中東のキラキラ都市『ドバイ』には世界中の大企業から中小企業まで様々な会社が拠点を構えている。フリーゾーンという経済特区が数多くあり、その中に拠点を構える法人(FZE)は多くの場合『無税』となる。無税とは、法人税もなく消費税もなく関税もないというまさに本当の無税だ。就労ビザの取得も容易で、外国人や外国企業にとってとても便利なビジネス拠点となっている。
FZE(フリー・ゾーン・エンティティ)とは

フリーゾーンという経済特区の中に構える外国企業用の法人形態がFZEだ。

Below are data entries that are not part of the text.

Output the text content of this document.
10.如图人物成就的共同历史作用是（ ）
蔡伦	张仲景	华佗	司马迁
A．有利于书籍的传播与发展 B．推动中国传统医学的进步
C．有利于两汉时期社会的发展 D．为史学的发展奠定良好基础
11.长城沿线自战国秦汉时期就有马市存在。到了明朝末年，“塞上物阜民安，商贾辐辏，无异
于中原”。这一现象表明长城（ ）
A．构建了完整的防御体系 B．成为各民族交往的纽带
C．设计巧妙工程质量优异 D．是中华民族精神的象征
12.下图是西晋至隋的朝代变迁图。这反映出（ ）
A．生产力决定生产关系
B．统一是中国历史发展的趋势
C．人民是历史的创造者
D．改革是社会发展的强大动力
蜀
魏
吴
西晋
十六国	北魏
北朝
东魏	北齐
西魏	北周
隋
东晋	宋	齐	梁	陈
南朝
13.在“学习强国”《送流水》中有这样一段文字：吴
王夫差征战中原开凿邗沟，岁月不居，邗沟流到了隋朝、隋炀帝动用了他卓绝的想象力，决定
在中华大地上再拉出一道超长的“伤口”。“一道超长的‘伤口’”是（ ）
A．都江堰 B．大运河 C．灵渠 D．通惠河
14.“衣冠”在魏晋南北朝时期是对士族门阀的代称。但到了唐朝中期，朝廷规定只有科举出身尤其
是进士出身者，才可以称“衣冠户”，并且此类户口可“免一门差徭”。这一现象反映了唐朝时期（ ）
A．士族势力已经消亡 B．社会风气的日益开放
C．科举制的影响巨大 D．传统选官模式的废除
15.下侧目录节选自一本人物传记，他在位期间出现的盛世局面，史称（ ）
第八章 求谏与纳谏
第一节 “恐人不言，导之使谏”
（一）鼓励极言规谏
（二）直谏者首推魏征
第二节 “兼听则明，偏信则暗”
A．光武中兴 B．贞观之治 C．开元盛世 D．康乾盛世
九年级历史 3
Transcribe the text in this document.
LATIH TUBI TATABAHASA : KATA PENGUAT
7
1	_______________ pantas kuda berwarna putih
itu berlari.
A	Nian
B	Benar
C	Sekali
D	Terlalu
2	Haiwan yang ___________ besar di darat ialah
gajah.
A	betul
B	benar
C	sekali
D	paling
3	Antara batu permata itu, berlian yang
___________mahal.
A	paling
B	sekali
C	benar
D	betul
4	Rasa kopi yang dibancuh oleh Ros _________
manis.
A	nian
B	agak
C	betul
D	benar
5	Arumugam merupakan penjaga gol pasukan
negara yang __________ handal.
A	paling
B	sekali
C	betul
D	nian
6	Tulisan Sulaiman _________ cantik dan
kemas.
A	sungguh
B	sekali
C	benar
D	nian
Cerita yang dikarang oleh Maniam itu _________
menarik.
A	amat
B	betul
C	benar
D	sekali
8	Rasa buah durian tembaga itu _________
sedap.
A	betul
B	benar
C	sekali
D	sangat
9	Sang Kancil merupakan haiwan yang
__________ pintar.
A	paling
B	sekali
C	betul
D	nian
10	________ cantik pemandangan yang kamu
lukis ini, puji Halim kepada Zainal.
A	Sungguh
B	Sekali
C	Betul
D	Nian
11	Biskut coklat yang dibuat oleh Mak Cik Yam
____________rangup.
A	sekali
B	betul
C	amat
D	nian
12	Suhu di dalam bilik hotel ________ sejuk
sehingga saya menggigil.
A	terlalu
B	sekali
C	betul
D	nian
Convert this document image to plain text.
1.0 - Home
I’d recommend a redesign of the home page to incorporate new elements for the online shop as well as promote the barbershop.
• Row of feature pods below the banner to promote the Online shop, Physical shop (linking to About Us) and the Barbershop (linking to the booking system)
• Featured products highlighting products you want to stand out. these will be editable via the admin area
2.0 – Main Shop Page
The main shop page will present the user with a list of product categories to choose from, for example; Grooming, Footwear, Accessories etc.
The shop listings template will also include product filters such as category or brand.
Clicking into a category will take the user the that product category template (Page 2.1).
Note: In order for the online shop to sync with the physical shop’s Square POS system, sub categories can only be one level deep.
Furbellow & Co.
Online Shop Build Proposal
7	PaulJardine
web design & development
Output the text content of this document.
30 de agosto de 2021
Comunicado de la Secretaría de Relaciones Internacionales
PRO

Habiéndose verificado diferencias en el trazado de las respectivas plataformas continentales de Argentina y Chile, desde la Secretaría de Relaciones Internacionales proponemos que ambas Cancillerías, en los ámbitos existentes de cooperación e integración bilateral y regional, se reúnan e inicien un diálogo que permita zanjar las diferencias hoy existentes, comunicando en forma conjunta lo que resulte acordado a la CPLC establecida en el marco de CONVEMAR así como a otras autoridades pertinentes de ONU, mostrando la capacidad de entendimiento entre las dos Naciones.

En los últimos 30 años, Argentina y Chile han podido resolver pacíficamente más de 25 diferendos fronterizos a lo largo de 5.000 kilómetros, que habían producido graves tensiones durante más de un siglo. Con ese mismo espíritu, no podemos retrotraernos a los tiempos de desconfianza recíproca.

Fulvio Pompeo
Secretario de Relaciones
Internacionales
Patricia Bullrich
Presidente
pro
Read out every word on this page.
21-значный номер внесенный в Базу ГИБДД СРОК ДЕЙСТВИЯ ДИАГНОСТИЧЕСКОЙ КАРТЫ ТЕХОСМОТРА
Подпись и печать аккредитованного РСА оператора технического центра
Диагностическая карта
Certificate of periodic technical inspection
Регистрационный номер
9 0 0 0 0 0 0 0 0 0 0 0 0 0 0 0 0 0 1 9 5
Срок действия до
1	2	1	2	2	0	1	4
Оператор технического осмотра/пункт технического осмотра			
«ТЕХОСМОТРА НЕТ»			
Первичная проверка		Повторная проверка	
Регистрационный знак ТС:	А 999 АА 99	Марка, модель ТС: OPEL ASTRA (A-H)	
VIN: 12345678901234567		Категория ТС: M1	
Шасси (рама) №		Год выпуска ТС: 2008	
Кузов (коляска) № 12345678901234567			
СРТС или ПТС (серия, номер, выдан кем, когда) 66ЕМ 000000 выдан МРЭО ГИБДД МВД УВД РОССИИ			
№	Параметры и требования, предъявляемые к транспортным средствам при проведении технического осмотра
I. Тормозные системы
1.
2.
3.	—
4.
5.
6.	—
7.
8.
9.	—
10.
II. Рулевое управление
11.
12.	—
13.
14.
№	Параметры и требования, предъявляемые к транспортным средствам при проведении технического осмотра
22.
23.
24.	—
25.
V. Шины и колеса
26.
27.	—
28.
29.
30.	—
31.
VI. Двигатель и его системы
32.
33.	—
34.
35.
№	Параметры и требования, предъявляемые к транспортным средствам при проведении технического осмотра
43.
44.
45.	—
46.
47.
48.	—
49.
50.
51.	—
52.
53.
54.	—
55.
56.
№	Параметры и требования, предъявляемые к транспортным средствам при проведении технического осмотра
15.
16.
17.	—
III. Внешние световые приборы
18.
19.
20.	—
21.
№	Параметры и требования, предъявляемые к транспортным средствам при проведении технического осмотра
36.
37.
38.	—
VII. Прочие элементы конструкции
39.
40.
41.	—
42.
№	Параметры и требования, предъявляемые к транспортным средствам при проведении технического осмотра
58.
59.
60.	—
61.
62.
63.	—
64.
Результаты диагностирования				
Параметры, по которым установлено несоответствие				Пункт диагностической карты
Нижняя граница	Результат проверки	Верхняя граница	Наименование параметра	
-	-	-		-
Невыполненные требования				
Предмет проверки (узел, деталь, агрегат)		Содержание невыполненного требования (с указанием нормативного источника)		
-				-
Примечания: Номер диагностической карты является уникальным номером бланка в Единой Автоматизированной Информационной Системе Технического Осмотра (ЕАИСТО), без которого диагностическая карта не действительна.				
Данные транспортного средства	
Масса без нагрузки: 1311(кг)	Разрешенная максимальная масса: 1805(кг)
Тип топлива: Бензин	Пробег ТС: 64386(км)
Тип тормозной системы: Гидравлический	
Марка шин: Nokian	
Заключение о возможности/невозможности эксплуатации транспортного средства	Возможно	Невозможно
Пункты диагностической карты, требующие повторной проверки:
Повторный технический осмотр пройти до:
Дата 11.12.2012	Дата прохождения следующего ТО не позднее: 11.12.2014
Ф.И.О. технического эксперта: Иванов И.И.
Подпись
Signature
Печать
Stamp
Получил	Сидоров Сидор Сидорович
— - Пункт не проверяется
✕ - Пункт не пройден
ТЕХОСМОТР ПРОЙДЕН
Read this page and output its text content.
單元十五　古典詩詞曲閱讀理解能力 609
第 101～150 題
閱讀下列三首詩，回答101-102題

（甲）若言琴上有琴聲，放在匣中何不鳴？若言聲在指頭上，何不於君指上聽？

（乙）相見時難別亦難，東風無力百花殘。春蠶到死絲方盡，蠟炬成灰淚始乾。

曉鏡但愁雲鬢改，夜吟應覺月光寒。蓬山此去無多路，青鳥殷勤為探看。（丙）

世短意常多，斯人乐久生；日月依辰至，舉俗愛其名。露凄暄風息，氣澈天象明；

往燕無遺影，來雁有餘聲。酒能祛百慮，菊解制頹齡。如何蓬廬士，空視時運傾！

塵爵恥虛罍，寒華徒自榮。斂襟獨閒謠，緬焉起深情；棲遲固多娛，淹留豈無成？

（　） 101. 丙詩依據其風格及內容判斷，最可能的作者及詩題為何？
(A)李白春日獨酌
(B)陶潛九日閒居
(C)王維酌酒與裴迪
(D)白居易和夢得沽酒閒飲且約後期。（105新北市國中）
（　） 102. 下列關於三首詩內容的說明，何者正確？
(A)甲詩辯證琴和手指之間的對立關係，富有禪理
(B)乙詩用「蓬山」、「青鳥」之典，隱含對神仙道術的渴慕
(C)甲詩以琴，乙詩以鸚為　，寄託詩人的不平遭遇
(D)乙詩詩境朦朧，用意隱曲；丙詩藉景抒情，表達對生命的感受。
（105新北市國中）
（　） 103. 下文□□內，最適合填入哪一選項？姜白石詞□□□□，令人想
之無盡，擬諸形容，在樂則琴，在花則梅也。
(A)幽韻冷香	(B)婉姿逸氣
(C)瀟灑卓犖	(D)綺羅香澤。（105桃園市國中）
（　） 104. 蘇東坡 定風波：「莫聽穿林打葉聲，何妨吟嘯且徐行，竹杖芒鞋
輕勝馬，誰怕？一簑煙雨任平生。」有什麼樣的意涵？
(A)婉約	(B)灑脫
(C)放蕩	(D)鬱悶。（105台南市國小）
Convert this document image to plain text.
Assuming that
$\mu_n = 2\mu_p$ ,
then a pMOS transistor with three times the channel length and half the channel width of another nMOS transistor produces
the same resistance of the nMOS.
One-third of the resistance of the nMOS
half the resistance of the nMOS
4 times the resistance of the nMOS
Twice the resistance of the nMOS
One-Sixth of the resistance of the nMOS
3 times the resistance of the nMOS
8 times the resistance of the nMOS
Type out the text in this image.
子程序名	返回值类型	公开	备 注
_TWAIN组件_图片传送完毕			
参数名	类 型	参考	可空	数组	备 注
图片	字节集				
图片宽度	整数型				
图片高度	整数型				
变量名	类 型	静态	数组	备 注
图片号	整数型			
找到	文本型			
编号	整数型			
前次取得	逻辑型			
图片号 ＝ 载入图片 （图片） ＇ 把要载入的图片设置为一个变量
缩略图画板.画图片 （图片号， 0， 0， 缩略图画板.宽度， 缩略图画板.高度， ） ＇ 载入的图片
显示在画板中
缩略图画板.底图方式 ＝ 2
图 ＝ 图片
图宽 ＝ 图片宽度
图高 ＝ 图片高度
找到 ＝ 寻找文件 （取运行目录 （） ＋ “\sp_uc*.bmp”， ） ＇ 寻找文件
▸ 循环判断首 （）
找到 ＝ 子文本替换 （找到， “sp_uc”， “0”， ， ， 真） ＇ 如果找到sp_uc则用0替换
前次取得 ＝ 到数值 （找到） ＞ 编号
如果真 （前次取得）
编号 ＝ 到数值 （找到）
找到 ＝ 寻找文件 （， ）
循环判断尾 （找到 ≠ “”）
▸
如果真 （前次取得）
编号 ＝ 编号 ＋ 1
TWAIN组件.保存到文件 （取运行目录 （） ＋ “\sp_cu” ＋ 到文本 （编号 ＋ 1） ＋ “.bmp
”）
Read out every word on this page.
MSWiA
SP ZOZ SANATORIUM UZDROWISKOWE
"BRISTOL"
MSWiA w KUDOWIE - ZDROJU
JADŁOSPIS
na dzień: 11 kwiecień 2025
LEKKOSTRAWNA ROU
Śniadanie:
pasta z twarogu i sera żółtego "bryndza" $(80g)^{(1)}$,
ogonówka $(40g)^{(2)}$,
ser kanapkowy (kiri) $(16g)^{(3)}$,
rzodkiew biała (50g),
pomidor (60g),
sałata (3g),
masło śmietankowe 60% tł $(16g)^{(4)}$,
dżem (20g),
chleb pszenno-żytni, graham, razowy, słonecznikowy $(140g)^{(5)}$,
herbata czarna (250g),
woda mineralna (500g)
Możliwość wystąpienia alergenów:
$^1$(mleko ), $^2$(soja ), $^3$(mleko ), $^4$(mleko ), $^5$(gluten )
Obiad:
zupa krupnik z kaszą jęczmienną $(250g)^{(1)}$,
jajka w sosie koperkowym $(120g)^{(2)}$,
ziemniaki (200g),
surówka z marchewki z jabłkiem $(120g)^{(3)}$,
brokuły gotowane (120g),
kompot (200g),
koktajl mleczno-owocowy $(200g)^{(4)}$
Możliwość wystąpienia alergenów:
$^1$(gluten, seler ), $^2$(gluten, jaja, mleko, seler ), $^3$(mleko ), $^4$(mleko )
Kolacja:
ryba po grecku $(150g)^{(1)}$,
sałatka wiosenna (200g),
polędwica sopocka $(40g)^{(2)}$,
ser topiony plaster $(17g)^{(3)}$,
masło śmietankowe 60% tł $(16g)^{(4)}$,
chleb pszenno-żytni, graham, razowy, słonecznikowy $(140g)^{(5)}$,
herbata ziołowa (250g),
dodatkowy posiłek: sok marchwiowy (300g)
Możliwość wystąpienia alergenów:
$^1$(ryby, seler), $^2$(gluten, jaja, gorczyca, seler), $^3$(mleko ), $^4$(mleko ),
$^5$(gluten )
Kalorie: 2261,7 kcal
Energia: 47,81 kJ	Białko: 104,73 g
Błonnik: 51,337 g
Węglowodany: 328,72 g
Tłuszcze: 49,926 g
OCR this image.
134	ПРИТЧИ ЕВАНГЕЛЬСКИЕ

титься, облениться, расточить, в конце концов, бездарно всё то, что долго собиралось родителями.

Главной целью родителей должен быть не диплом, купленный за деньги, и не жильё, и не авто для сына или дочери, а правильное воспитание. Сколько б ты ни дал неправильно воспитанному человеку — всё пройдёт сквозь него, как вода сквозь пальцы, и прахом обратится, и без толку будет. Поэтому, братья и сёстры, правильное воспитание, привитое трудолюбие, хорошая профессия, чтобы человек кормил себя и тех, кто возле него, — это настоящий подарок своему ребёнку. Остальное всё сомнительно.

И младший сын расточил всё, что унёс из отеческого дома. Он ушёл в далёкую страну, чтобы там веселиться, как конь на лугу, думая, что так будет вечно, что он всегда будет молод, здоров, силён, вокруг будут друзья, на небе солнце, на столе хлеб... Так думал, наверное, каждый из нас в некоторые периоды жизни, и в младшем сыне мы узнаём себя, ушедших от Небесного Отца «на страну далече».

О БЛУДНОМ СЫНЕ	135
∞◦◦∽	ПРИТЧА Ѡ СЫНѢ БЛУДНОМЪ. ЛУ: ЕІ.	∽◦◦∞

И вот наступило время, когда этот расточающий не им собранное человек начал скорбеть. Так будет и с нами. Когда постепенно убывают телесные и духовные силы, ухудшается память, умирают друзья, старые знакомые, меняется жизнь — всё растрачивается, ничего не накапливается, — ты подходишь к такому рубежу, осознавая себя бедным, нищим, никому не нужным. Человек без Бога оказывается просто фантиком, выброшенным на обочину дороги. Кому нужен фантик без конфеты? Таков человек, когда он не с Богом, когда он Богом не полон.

フリーゾーンというと、国から指定された行政区域のようなものを想像しがちだが、ドバイの場合全くそのような堅苦しいものではない。いくつかのビルが固まっているビジネスコンプレックがフリーゾーンになっており、イメージ的には『六本木ヒルズの中は“ヒルズフリーゾーン“』、『丸ビルと新丸ビルの中は“丸ビルフリーゾーン”』といった感じだ。FZEを設立するのも外務省や法務局に行くのではなくそのフリーゾーンの事務局、つまり“ヒルズ事務局”や“丸ビル事務局”で行う。当然ながら設立する法人の内容よりも『この中のどのお部屋を借りますか?』という話が先行し、不動産契約をするとFZEが付いてくるようなイメージだ。
就労ビザの申請

上述の要領でフリーゾーンに物件を持つと『就労ビザは何人必要ですか?』という質問が飛んでくる。そう、ビザの発給手続きも“ヒルズ事務局”が行うのだ。設立したFZEの役員であれば5日ほど滞在すれば簡単にビザを発給してくれる。仮に自分以外にもう一人ビザを発給して欲しい場合は事務局に問い合わせればOKだ。「二人ビザが必要でしたら、もう少し大きめのこのお部屋になります。」「三人以上だとこの部屋、十人以上だと・・」と部屋の紹介が延々と続く。部屋の広さに応じて発給できるビザの数が決まってくるという、いたって合理的で現金なシステムだ。
FZEのランニングコスト

私のお客様が保有しているFZEはかなり小さめの部屋で発給ビザ2名までとなっている。ビジネスライセンスを含む年間の家賃は200万円程。ビザ1名でシェアスペースの場合もう少し安くなるようだが、それでも150万円くらいかかるようだ。
ビザの必要性

ドバイにFZEを持っていても日頃は別の場所でビジネスをしている人も多いので一見ビザまでは必要ないようにも思える。しかし、現地でFZEの銀行口座を持つにはビザが必要となる。口座開設時はビザなしでも開設できるが、90日以内にビザを提出しないと勝手に口座を閉鎖されてしまったりする。FZEの口座を持つ場合は設立時にビザも取ってしまう方が得策だ。
無税とはどういう事か?

例えば『交際費はどこまで認められるのか?』や『設備投資をどこまで一気に費用化する事ができるのか?』などという議論がそもそも無い。法人税が無いのだから気にする必要がないのだ。会計基準は国際会計基準がメインで、多くのFZEが国際会計基準を採用している。FZEはオフィス物件の更新と同時にFZEの法人ライセンスも更新するのだが、その時に現地公認会計士による監査証明書の提出が必要となる。ただ、監査と言っても欧米や日本の監査とは異なり簡易なものだ。“ヒルズ事務局”に問い合わせると提携している会計事務所を幾つか紹介してもらえる。監査費用は財務諸表作成込みで20万円くらいからとなる。
無税ではない取引

FZEはフリーゾーン以外の場所で消費者向けにビジネスをするとその分は税金を納める必要が出て来る。ただ、フリーゾーン外であっても法人向けにビジネスをする分には無税となる。例えば欧米や日本から何かを輸入するのは無税。輸入したものを小売店や卸業者に販売するのも無税。輸入したものをフリーゾーン外で一般消費者に販売すると税金がかかるという仕組みだ。
中東やアフリカ、又は時差の少ない欧州でビジネスを行う企業にとって、ドバイは自由度が高くとても利便性が高いビジネス都市だ。今後も世界中の大小様々な企業を引き寄せ、更にキラキラ、いやギラギラした都市になっていきそうだ。弊社も今後更にドバイでのノウハウを蓄積していこうと思う。